Dan tidak setiap yang haram pasti najis, tetapi setiap yang najis pasti diharamkan, seperti racun haram untuk dikonsumsi tetapi tidak najis, begitu juga mas dan kain sutra diharamkan bagi laki-laki untuk memakainya, tetapi keduanya tidaklah najis, tetapi tetap suci. Begitu juga rokok hukumnya haram, tetapi jika kita memegangnya tidaklah tangan kita menjadi najis.
Begitu juga kita diharamkan untuk menikahi ibu-ibu kita, sebagaimana firman Allah Subhanahu wa ta’alaa,
“Diharamkan atas kamu ibu-ibumu.” (An-Nisaa’: 23)
Walaupun kita haram menikahi ibu kita, bukan berarti badan ibu itu najis, tetapi ibu itu tetap suci secara lahir. Begitu juga ketika kita bersalaman dengan orang kafir atau orang musyrik, tangan kita tidaklah najis, karena kenajisan orang musyrik adalah kenajisan maknawi.
Allah ta’alaa berfirman,
“Sesungguhnya orang-orang musyrik itu najis.” (At-Taubah: 28)
Kesimpulan
Kesimpulannya bahwa khamr menurut pendapat yang benar bukanlah barang najis secara lahir, tetapi najis secara maknawi, karena termasuk perbuatan setan. Jika kita sudah mengetahui bahwa kenajisan khamr hanya bersifat maknawi, maka bisa kita simpulkan bahwa arak pun hukumnya tidak najis, tetapi tetap haram untuk diminum. Pertanyaannya adalah; Apakah boleh mengoles tubuh dengan arak?

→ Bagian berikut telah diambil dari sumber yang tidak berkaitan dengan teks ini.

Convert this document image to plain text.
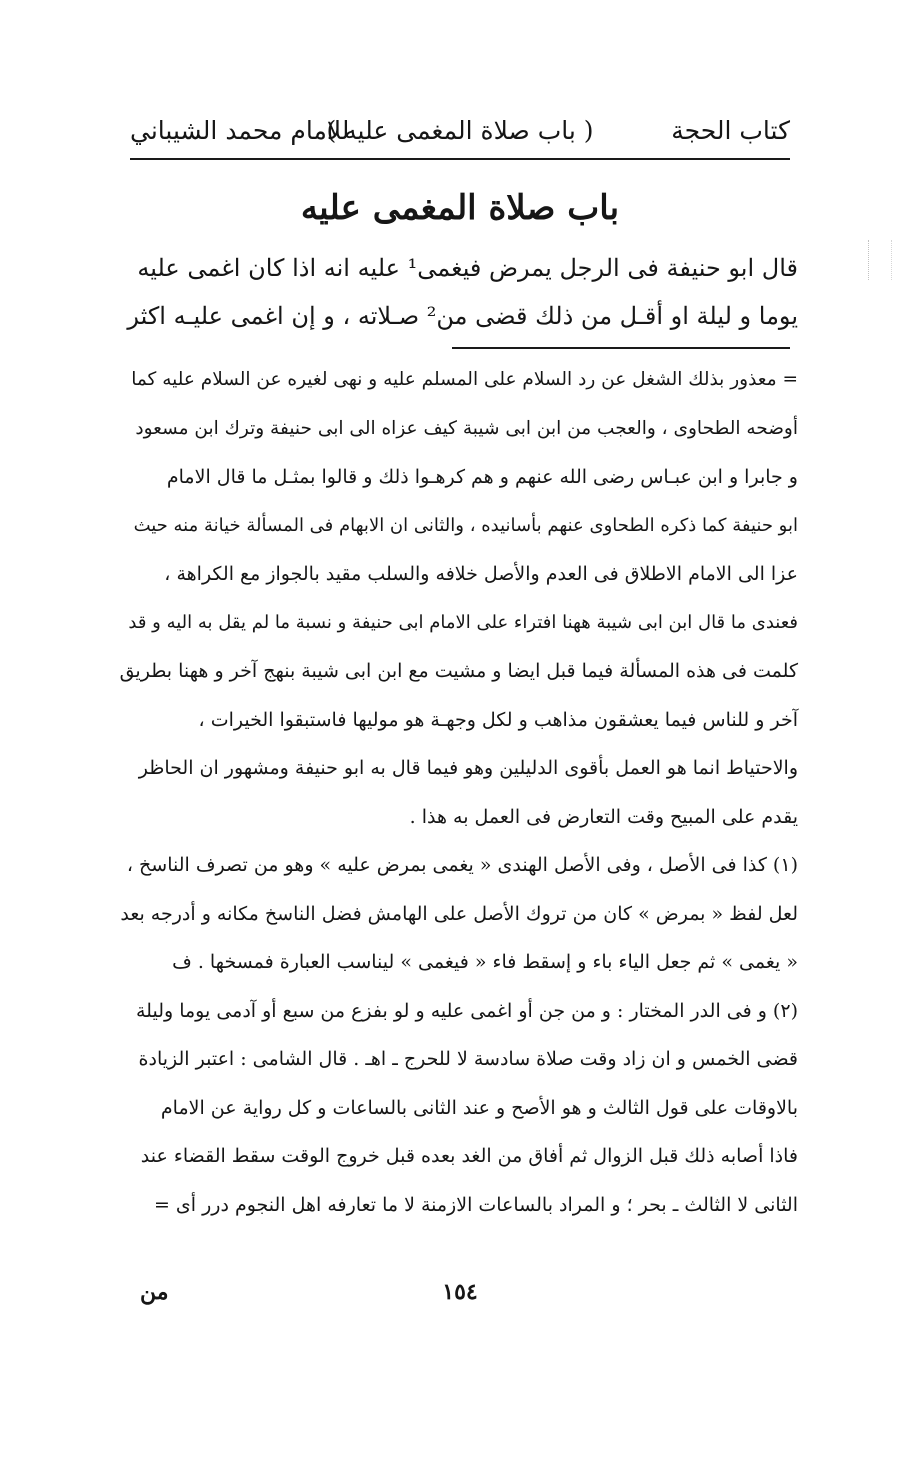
كتاب الحجة
( باب صلاة المغمى عليه )
للامام محمد الشيباني
باب صلاة المغمى عليه
قال ابو حنيفة فى الرجل يمرض فيغمى¹ عليه انه اذا كان اغمى عليه
يوما و ليلة او أقـل من ذلك قضى من² صـلاته ، و إن اغمى عليـه اكثر
= معذور بذلك الشغل عن رد السلام على المسلم عليه و نهى لغيره عن السلام عليه كما
أوضحه الطحاوى ، والعجب من ابن ابى شيبة كيف عزاه الى ابى حنيفة وترك ابن مسعود
و جابرا و ابن عبـاس رضى الله عنهم و هم كرهـوا ذلك و قالوا بمثـل ما قال الامام
ابو حنيفة كما ذكره الطحاوى عنهم بأسانيده ، والثانى ان الابهام فى المسألة خيانة منه حيث
عزا الى الامام الاطلاق فى العدم والأصل خلافه والسلب مقيد بالجواز مع الكراهة ،
فعندى ما قال ابن ابى شيبة ههنا افتراء على الامام ابى حنيفة و نسبة ما لم يقل به اليه و قد
كلمت فى هذه المسألة فيما قبل ايضا و مشيت مع ابن ابى شيبة بنهج آخر و ههنا بطريق
آخر و للناس فيما يعشقون مذاهب و لكل وجهـة هو موليها فاستبقوا الخيرات ،
والاحتياط انما هو العمل بأقوى الدليلين وهو فيما قال به ابو حنيفة ومشهور ان الحاظر
يقدم على المبيح وقت التعارض فى العمل به هذا .
(١) كذا فى الأصل ، وفى الأصل الهندى « يغمى بمرض عليه » وهو من تصرف الناسخ ،
لعل لفظ « بمرض » كان من تروك الأصل على الهامش فضل الناسخ مكانه و أدرجه بعد
« يغمى » ثم جعل الياء باء و إسقط فاء « فيغمى » ليناسب العبارة فمسخها . ف
(٢) و فى الدر المختار : و من جن أو اغمى عليه و لو بفزع من سبع أو آدمى يوما وليلة
قضى الخمس و ان زاد وقت صلاة سادسة لا للحرج ـ اهـ . قال الشامى : اعتبر الزيادة
بالاوقات على قول الثالث و هو الأصح و عند الثانى بالساعات و كل رواية عن الامام
فاذا أصابه ذلك قبل الزوال ثم أفاق من الغد بعده قبل خروج الوقت سقط القضاء عند
الثانى لا الثالث ـ بحر ؛ و المراد بالساعات الازمنة لا ما تعارفه اهل النجوم درر أى =
١٥٤
من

Perlu kita ketahui bahwa mengoles tubuh dengan arak dalam keadaan sakit, merupakan salah satu bentuk pengobatan. Para ulama sendiri berbeda pendapat dalam menghukumi boleh tidaknya kita berobat dengan sesuatu yang haram. Lepas dari perbedaan pendapat para ulama tersebut, dan agar kita menjadi tenang di dalam beribadah, maka sedapat mungkin kita hindari pengobatan dengan mengoleskan tubuh dengan arak.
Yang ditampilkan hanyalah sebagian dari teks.